Dampak terbesar kedua terjadi pada ringgit Malaysia yang turun nilai 7,66% ytd, membuatnya tersungkur ke level terendah sejak krisis keuangan Asia tahun 1997-1998. Selain itu, Won Korea Selatan juga mengalami pelemahan sebesar 5,93% ytd, diikuti oleh baht Thailand (4,64% ytd) dan peso Filipina (1,73% ytd).
Situasi Perekonomian di AS dan Tiongkok
Salah satu penyebab kenaikan suku bunga BI adalah meningkatnya ketegangan geopolitik, yang membuat harga minyak tetap tinggi.
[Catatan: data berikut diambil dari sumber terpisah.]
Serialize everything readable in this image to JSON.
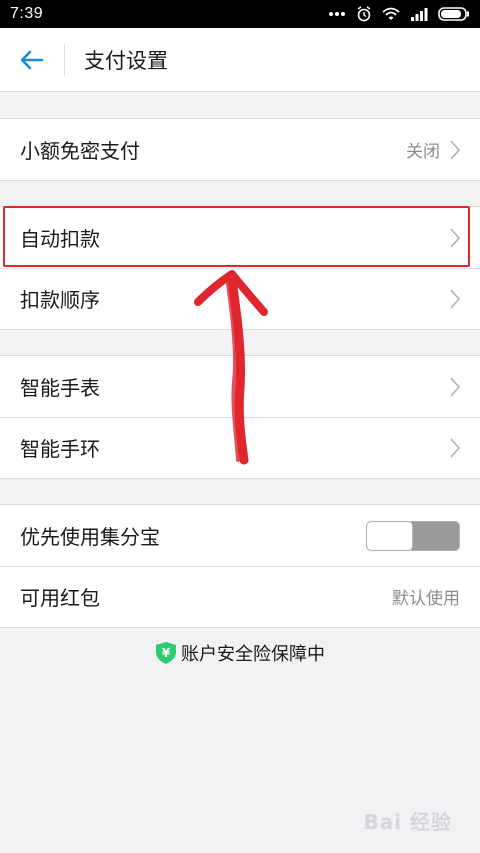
{
  "status_bar": {
    "time": "7:39"
  },
  "header": {
    "title": "支付设置"
  },
  "groups": [
    {
      "rows": [
        {
          "label": "小额免密支付",
          "value": "关闭"
        }
      ]
    },
    {
      "rows": [
        {
          "label": "自动扣款"
        },
        {
          "label": "扣款顺序"
        }
      ]
    },
    {
      "rows": [
        {
          "label": "智能手表"
        },
        {
          "label": "智能手环"
        }
      ]
    },
    {
      "rows": [
        {
          "label": "优先使用集分宝",
          "toggle": false
        },
        {
          "label": "可用红包",
          "value": "默认使用"
        }
      ]
    }
  ],
  "footer": {
    "safety_text": "账户安全险保障中",
    "shield_glyph": "¥"
  },
  "watermark": "Bai 经验",
  "colors": {
    "accent": "#1a8dd6",
    "highlight": "#e0262d",
    "shield": "#2ecc71"
  }
}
Hal ini membuat penurunan inflasi sulit dicapai, sehingga diperlukan peningkatan suku bunga.
Selain itu, kondisi ekonomi dalam negeri Amerika Serikat dan Tiongkok juga berpengaruh. Dalam hal ini, analisis ekonomi AS menunjukkan penguatan, dengan ISM Services AS melonjak ke 54,5 pada Agustus, melebihi ekspektasi pasar.
Tak hanya itu, angka pengangguran AS pada pekan yang berakhir 2 September juga turun menjadi 216.000, di bawah prediksi pasar. Data ini menunjukkan ekonomi AS yang menguat, sehingga akan sulit untuk menekan tingkat inflasi ke depannya.
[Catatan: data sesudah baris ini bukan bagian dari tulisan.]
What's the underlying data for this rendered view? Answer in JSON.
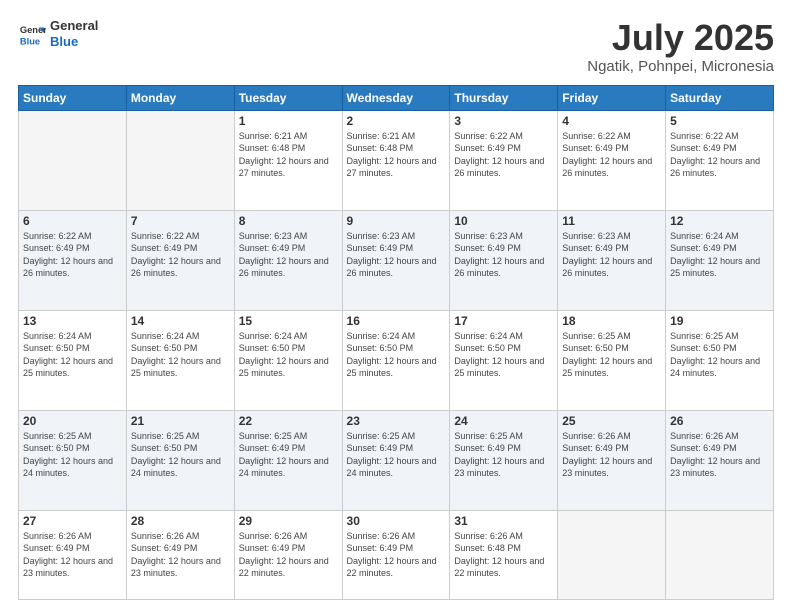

Sedangkan pada perekonomian Tiongkok, kegiatan manufaktur menjadi lebih ekspansif sejak Agustus 2023, seperti yang ditunjukkan Caixin PMI Manufacturing PMI. Meskipun begitu, data ekspor dan impor dari Negeri Tirai Bambu tersebut masih menunjukkan adanya kontraksi.
BI Terbitkan Instrumen Investasi Baru
BI terus berupaya menguatkan nilai tukar rupiah melalui serangkaian kebijakan, termasuk penerbitan SRBI pada 15 September 2023. Instrumen baru ini tersedia bagi bank umum peserta OPT konvensional di pasar perdana. Di pasar sekunder, SRBI dapat dipindahtangankan ke pihak nonbank, baik WNI maupun WNA.
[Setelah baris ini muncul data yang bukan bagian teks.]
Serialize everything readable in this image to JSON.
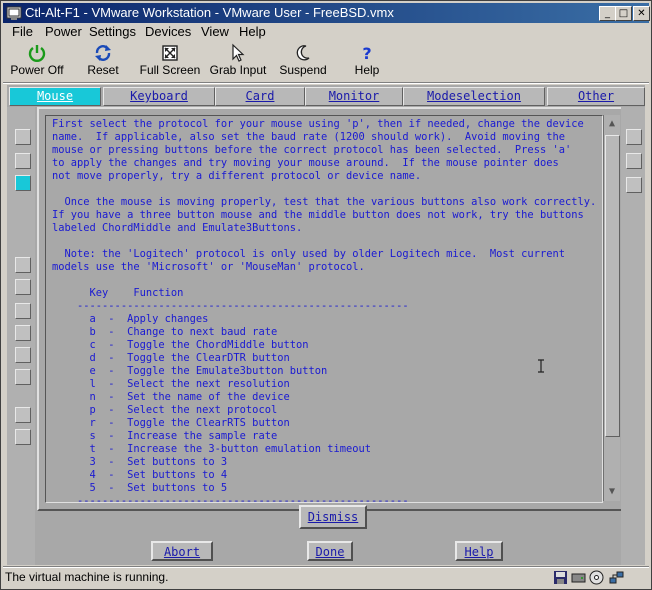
{
  "window": {
    "title": "Ctl-Alt-F1 - VMware Workstation - VMware User - FreeBSD.vmx",
    "minimize_glyph": "_",
    "maximize_glyph": "□",
    "close_glyph": "✕"
  },
  "menu": [
    "File",
    "Power",
    "Settings",
    "Devices",
    "View",
    "Help"
  ],
  "toolbar": [
    {
      "label": "Power Off",
      "icon": "power-icon"
    },
    {
      "label": "Reset",
      "icon": "reset-icon"
    },
    {
      "label": "Full Screen",
      "icon": "fullscreen-icon"
    },
    {
      "label": "Grab Input",
      "icon": "grab-icon"
    },
    {
      "label": "Suspend",
      "icon": "moon-icon"
    },
    {
      "label": "Help",
      "icon": "help-icon"
    }
  ],
  "tabs": [
    "Mouse",
    "Keyboard",
    "Card",
    "Monitor",
    "Modeselection",
    "Other"
  ],
  "active_tab": "Mouse",
  "colors": {
    "accent_tab": "#18c8d8",
    "text_blue": "#1a1ad2",
    "screen_bg": "#a8a8a8"
  },
  "help_text": [
    "First select the protocol for your mouse using 'p', then if needed, change the device",
    "name.  If applicable, also set the baud rate (1200 should work).  Avoid moving the",
    "mouse or pressing buttons before the correct protocol has been selected.  Press 'a'",
    "to apply the changes and try moving your mouse around.  If the mouse pointer does",
    "not move properly, try a different protocol or device name.",
    "",
    "  Once the mouse is moving properly, test that the various buttons also work correctly.",
    "If you have a three button mouse and the middle button does not work, try the buttons",
    "labeled ChordMiddle and Emulate3Buttons.",
    "",
    "  Note: the 'Logitech' protocol is only used by older Logitech mice.  Most current",
    "models use the 'Microsoft' or 'MouseMan' protocol.",
    "",
    "      Key    Function",
    "    -----------------------------------------------------",
    "      a  -  Apply changes",
    "      b  -  Change to next baud rate",
    "      c  -  Toggle the ChordMiddle button",
    "      d  -  Toggle the ClearDTR button",
    "      e  -  Toggle the Emulate3button button",
    "      l  -  Select the next resolution",
    "      n  -  Set the name of the device",
    "      p  -  Select the next protocol",
    "      r  -  Toggle the ClearRTS button",
    "      s  -  Increase the sample rate",
    "      t  -  Increase the 3-button emulation timeout",
    "      3  -  Set buttons to 3",
    "      4  -  Set buttons to 4",
    "      5  -  Set buttons to 5",
    "    -----------------------------------------------------"
  ],
  "scroll_up_glyph": "▲",
  "scroll_down_glyph": "▼",
  "buttons": {
    "dismiss": "Dismiss",
    "abort": "Abort",
    "done": "Done",
    "help": "Help"
  },
  "status": {
    "text": "The virtual machine is running."
  }
}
Pada bulan November, BI juga merilis instrumen baru lainnya, yakni Sekuritas Valas Bank Indonesia (SVBI) dan Sukuk Valas Bank Indonesia (SUVBI), dengan tujuan menarik modal asing yang promarket. Kedua instrumen tersebut bisa diperjualbelikan di pasar sekunder dan bersifat inklusif terhadap nonresiden.